Prevedibili rialzi dello spread sui bond italiani a 300 punti base?

venerdì 15 maggio 2020


Sono giorni di tensione questi. Densi di appuntamenti e di attese. Di certo le sorti del governo Conte e l’approvazione del “Dl Rilancio” accumulano le tensioni sul debito pubblico italiano, che continua a essere sotto la lente d’ingrandimento degli investitori, soprattutto esteri.

A confortare noi tutti ci sono le ultime aste di titoli di Stato offerti dal Mef che hanno avuto di certo un esito positivo e riportato tranquillità nel mercato. Tuttavia, rimangono forti i dubbi per il futuro sulla capacità del Tesoro di raccogliere nuovi capitali sui mercati a costi moderati.

A sostenerlo sono importanti operatori sul mercato italiano. Ed i dati sembrano confermare tale paura. Il momento il costo medio di tutto il debito italiano – anche quello emesso in passato con tassi d’interesse più alti rispetto a quelli che vediamo oggi – si aggira intorno al 2,5% ma ciò non significa che le nuove emissioni si stabilizzino a tale prezzi.

Pesa, infatti il fatto che debito pubblico è detenuto per oltre il 30 per cento da mani straniere. In particolare, se analizziamo l’andamento dei rendimenti dei titoli benchmark per le scadenze a 1 anno, 5 anni, 10 anni e 30 anni, possiamo capire come l’allentamento delle tensioni è soprattutto rilevato sulle scadenze più a breve, mentre, su quello a medio/lungo termine i rendimenti rimangono su livelli molto elevati, se confrontati con altri Paesi europei. Ed il confronto va, naturalmente, a quei Paesi che hanno meritato lo spregiativo termine di Pigs.

In particolare, comparando l’andamento dei rendimenti dei bond decennali italiani con Spagna, Portogallo e Grecia si nota una “calma” sull’obbligazionario solo apparente e, in definitiva, legata agli acquisti della Banca centrale europea.

Ma quali sarebbero le cause scatenanti che potrebbero mettere ancora più pressioni sullo spread italiano?

Archiviato, per il momento, il nodo delle agenzie di rating (taglio a sorpresa di Fitch e nulla di fatto di S&P’s e Moody’s), e rinviata tale partita a dopo l’estate, la questione resta la prossimità del debito italiano vicino alla soglia dello speculative grade. Il motivo è presto detto: negli ultimi 10 anni, non sono state fatte riforme strutturali – sempre promesse – in grado di mettere il Paese al riparo dagli shock o, quantomeno, a renderlo meno vulnerabile rispetto ad esempio a Paesi come la Spagna.

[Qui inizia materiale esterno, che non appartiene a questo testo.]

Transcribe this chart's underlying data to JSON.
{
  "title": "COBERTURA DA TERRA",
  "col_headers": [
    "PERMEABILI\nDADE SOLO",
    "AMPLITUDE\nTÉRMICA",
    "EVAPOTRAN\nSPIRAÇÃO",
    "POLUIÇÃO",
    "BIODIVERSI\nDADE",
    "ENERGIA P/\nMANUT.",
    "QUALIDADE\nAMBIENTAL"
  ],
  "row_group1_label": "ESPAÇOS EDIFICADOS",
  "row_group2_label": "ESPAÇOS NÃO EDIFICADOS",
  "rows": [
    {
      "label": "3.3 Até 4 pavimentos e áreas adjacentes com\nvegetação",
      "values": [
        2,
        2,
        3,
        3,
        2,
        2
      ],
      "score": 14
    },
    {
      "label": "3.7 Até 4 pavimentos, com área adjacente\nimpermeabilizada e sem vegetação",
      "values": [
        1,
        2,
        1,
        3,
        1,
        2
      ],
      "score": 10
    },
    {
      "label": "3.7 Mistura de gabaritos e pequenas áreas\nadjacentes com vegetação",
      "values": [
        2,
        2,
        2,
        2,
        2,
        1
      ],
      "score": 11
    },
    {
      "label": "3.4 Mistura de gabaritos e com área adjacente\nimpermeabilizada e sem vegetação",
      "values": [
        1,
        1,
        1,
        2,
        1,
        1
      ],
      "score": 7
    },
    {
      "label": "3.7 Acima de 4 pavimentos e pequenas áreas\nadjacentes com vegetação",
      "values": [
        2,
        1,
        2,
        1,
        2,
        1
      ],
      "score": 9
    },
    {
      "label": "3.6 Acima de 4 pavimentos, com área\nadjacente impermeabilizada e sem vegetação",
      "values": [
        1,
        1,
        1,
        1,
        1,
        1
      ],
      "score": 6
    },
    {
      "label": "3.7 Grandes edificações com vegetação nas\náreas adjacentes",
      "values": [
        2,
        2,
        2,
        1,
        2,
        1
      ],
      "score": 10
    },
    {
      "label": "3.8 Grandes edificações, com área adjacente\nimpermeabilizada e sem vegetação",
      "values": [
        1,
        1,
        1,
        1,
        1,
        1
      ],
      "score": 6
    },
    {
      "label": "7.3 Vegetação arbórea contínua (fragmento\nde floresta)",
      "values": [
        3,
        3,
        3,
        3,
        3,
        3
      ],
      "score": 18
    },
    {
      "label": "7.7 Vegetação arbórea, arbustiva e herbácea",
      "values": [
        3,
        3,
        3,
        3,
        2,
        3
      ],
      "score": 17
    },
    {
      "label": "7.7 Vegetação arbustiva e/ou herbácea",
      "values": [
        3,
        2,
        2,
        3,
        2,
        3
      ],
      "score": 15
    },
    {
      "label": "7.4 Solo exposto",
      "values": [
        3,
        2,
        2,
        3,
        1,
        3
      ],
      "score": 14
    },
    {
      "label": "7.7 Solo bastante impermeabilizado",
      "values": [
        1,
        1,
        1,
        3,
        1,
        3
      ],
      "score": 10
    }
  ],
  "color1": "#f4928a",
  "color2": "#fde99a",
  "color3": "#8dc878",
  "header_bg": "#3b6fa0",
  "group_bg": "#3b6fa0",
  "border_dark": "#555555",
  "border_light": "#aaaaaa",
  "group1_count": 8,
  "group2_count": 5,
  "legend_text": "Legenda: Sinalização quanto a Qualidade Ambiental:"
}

Troppo ormai giurano che il rischio che il rating del debito italiano possa finire sotto la soglia di Investment grade e finire nel paniere degli High Yield è solo questione di tempo. E a conferma di ciò, ci sono le misure preventive della Bce che vanno dall’acquisto di titoli di Stato Junk, deciso qualche settimana fa, alle recenti discussioni sul possibile intervento sui titoli corporate che sono finiti nell’area speculative grade.

Insomma, dobbiamo prepararci al peggio e anche gli investitori potrebbero farlo?

C’è solo una certezza. In caso di declassamento del debito in area junk i grandi fondi uscirebbero dall’investimento in Btp lasciando la sola Bce, o quasi, a coprire le emissioni. Un rischio altissimo, che impone di provvedere con immediatezza e che, necessita di un mix di interventi.

Oltre all’impegno della Bce, è necessario che si ottenga incremento del Pepp pari almeno pari 500-750 miliardi di euro ed un Recovery Fund davvero operativo ed in grado di garantire l’emissione di bond europei perpetui.

(*) Le opinioni sono a titolo personale e non coinvolgono l’Ente di appartenenza.